Simon reported her concerns to Brewer police this week and her complaints are being investigated, according to Lt. Perry Antone.
However, there is little solid evidence to go on, Antone said.
“We’re looking at anything we can to help corroborate or identify people who may be involved,” Antone said.
“She filed a complaint with us and we’re looking into what little information we have. At this point, without identifying any people that may be involved with this conduct … it’s hard to say where this is going to end up,” Antone said.
Though frightened by the alleged incidents, Simon said the activity will not deter her from running for City Council. Elections are in five days.
Simon traces the start of the harassment to late September. Three days after council candidates Michael Celli and Larry Doughty were interviewed on television, an interview in which Doughty referred to her as an “anti-smut'” candidate, Simon said she received an unsigned, anonymous letter “with a threat for me not to proceed any further but drop out of the council race.”
Telephone calls started with “disguised, muffled voices and opprobrious language saying I would be sorry if I did not drop out of the campaign,” Simon said.
Simon said she kept “low-key” about the incidents at first. Things came to a head last Sunday, Oct. 26, according to Simon. While driving along the Wiswell Road and the Green Point Road, Simon said, the driver of a black pickup truck behind her began sounding his horn. The male driver passed her when she turned onto Elm Street, and allegedly hollered out the passenger-side window which was open, telling her to “quit the council.”
She termed the actions done by “underhanded individuals.” She said it is done in a “cowardly and contemptible manner or instigated by an insecure person or persons who do not want any competition in the council election.”

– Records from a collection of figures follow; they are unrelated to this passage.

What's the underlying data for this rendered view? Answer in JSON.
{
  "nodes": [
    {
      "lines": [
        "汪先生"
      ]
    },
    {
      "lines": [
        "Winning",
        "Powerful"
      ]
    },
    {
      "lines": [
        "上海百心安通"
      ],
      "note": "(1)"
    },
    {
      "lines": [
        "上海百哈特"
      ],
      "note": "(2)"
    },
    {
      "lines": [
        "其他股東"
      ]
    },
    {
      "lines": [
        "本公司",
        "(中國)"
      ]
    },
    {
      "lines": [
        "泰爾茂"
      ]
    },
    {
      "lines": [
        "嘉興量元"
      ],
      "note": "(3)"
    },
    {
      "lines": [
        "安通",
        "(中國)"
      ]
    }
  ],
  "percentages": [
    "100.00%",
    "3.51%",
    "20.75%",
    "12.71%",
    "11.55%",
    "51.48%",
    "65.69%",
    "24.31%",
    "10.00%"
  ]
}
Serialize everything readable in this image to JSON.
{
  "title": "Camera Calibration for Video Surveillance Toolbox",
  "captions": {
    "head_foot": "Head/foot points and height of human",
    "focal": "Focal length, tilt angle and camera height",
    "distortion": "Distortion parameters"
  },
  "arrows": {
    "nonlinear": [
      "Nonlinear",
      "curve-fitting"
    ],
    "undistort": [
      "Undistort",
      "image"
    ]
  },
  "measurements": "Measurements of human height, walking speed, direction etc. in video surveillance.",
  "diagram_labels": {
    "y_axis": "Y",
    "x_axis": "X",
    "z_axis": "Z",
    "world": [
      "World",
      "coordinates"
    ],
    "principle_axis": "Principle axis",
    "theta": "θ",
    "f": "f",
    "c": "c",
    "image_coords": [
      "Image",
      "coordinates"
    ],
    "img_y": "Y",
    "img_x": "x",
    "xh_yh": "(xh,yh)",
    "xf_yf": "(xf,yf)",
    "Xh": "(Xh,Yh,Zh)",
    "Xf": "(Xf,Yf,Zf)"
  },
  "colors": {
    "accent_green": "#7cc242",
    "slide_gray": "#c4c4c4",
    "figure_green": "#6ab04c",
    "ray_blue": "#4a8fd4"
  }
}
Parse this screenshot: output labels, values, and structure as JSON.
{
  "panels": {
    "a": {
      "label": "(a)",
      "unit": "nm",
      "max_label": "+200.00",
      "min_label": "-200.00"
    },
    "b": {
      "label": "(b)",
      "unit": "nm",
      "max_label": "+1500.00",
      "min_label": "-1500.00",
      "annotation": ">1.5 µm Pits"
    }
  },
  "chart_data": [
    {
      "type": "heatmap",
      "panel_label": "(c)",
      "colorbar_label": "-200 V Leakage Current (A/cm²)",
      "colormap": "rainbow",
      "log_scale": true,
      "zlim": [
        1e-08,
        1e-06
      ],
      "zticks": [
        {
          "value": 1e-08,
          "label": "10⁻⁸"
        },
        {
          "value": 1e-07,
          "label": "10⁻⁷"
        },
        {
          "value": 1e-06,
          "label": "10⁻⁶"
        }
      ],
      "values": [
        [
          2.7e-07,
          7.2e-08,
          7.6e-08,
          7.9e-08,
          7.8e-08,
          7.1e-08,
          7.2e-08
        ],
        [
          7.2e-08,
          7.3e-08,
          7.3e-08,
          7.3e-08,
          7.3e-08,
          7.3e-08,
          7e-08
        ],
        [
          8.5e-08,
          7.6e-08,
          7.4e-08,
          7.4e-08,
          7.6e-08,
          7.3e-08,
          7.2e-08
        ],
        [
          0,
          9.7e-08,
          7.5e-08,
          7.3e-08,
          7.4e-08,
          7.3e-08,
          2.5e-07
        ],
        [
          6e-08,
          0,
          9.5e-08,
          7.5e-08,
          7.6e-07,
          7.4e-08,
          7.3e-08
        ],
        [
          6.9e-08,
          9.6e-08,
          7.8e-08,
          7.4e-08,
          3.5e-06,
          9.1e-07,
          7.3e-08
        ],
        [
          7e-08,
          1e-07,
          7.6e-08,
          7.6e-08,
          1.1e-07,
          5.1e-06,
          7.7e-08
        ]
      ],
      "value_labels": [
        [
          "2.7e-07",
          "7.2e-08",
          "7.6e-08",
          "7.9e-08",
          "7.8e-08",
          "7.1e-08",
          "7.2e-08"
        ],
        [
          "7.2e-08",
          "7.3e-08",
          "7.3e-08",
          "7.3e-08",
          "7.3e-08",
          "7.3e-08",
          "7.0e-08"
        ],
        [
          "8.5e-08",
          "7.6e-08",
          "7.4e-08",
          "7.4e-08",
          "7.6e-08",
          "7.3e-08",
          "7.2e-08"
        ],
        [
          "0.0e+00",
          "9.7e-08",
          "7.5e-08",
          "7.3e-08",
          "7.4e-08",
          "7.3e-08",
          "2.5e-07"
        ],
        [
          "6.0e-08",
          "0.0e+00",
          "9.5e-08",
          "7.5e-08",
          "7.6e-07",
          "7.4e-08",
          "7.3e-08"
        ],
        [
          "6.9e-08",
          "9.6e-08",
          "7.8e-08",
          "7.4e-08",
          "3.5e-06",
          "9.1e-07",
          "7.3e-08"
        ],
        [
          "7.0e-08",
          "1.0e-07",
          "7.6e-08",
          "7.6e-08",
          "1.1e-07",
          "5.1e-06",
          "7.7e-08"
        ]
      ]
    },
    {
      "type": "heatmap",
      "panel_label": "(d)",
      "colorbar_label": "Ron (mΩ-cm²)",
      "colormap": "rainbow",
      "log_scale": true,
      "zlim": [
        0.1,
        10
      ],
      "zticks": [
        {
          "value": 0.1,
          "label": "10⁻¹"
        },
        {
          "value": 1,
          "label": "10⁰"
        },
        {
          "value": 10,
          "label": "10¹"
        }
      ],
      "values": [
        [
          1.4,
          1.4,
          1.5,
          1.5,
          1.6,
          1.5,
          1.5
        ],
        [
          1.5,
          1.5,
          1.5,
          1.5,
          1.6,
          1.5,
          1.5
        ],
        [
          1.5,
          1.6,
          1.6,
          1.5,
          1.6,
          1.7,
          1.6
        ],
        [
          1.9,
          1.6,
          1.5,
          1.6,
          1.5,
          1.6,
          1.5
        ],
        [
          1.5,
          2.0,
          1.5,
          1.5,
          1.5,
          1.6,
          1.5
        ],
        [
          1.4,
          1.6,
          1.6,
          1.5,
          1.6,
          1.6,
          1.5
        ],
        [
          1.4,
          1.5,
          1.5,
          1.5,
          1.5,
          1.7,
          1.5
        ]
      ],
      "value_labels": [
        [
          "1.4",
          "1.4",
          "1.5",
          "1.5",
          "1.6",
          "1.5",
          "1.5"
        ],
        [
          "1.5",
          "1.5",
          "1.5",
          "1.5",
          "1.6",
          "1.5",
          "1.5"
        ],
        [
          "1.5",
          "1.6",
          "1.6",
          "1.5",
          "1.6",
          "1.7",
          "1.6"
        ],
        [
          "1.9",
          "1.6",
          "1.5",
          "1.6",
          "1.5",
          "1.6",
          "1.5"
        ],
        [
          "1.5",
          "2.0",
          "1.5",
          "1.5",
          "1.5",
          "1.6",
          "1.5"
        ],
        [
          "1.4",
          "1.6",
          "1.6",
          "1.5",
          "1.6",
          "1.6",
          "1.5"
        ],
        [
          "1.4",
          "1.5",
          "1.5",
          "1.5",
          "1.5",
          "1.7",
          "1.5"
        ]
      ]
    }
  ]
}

“This is only a city election. What is the fear?” Simon asked.
Simon’s candidacy is supported by a group of people on South Main Street who are upset with the city’s decision to allow Pandora’s Boxxx, an adult video store, to remain in the community. The city settled a lawsuit claiming First Amendment violations by the owner of Pandora’s Boxxx upon the advice of the city attorney.
Reacting to Simon’s complaints, Doughty said he alternately feels “sympathy for her and then I don’t.”
By associating with the “anti-porn” group in South Brewer, “she has opened herself up to such things as phone calls and letters, etcetera,” Doughty said. In his 15 years on the council he has “received nasty letters and nasty late-hour phone calls. I accept it as part of being a public servant,” he said.
Doughty said Simon was “desperate for a campaign issue” or “looking for a little sympathy.
“The old saying is if you can’t stand the heat get out of the kitchen,” he said.
Celli said if Simon’s complaints “are true, then whoever is doing that doesn’t have a life.” He said he never mentioned Simon in the television interview.
“I don’t campaign against my opponents. I campaign on my record,” Celli said.